Official Resources & Further Reading
The primary sources below are useful for verifying exact control language and for anyone comparing SOC 2 Compliance to adjacent frameworks.
AICPA – Trust Services Criteria (TSP Section 100): The official 2017 Trust Services Criteria document, with revised points of focus (2022) — the primary source auditors test against (free account required to download).
AICPA – SOC 2 Framework Mappings: Official mappings from the Trust Services Criteria to ISO 27001, NIST 800-53, and the CSA Cloud Controls Matrix — useful when pursuing more than one framework.
ISO/IEC 27001: The official international standard, for organizations comparing SOC 2 against ISO 27001 or planning to pursue both.
https://www.iso.org/standard/27001
AICPA – SOC 2 Description Criteria: A companion document governing how a service organization’s system description should be written for the audit report — separate from, but required alongside, the Trust Services Criteria.
FAQs
Is SOC 2 a Compliance?
SOC 2 produces an attestation report from an independent CPA firm, not a certificate from an accreditation body like ISO 27001.
Which Trust Services Criteria do we need?
Security is always required.

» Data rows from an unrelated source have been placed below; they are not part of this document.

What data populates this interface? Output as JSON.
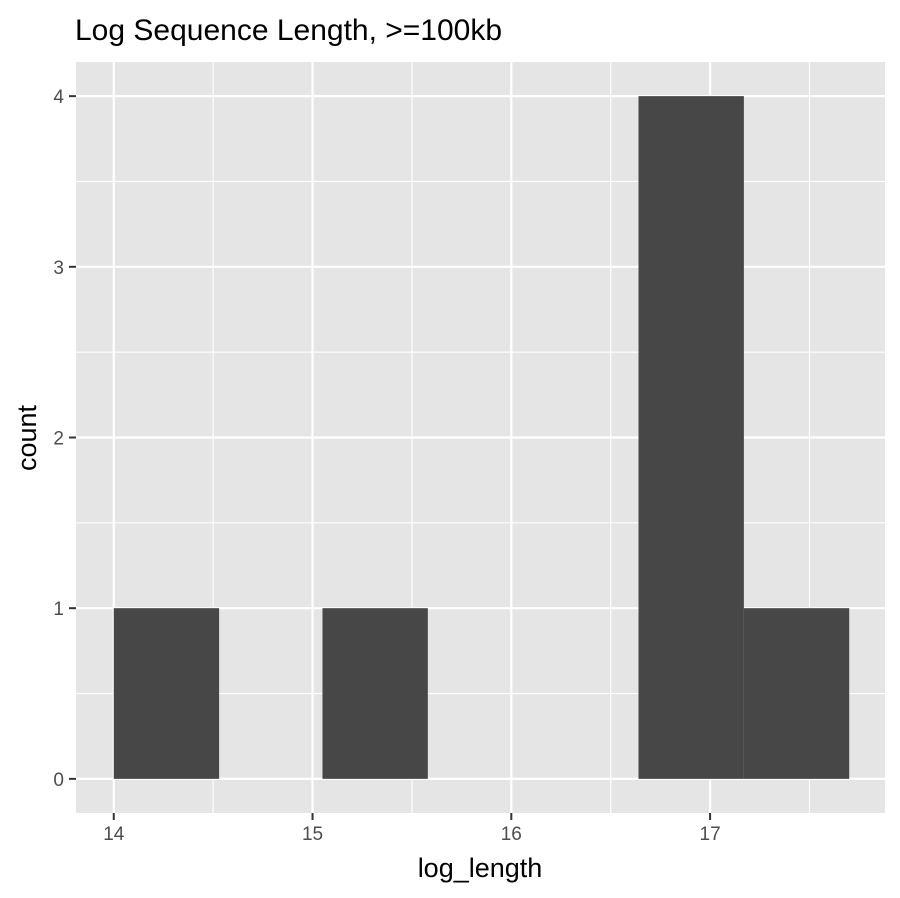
{
  "chart_data": {
    "type": "bar",
    "title": "Log Sequence Length, >=100kb",
    "xlabel": "log_length",
    "ylabel": "count",
    "x_ticks": [
      14,
      15,
      16,
      17
    ],
    "y_ticks": [
      0,
      1,
      2,
      3,
      4
    ],
    "xlim": [
      13.81,
      17.88
    ],
    "ylim": [
      -0.2,
      4.2
    ],
    "bins": [
      {
        "x0": 14.0,
        "x1": 14.53,
        "count": 1
      },
      {
        "x0": 14.53,
        "x1": 15.05,
        "count": 0
      },
      {
        "x0": 15.05,
        "x1": 15.58,
        "count": 1
      },
      {
        "x0": 15.58,
        "x1": 16.11,
        "count": 0
      },
      {
        "x0": 16.11,
        "x1": 16.64,
        "count": 0
      },
      {
        "x0": 16.64,
        "x1": 17.17,
        "count": 4
      },
      {
        "x0": 17.17,
        "x1": 17.7,
        "count": 1
      }
    ],
    "grid": true,
    "legend": "none",
    "colors": {
      "panel_background": "#e5e5e5",
      "grid": "#ffffff",
      "bar_fill": "#474747",
      "tick_text": "#4d4d4d"
    }
  }
}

The rest depend on your product — Availability if uptime is contractually promised, Processing Integrity if you transform or calculate data, Confidentiality for sensitive business data, and Privacy if you handle significant personal data.
How long is a SOC 2 report valid?
Reports typically cover a defined period and are renewed annually to remain relevant for procurement and vendor-review processes.
Can a startup get SOC 2 before it's "ready"?
Yes — many pursue Type I early as a readiness signal, then move to Type II once controls have operated consistently for a few months.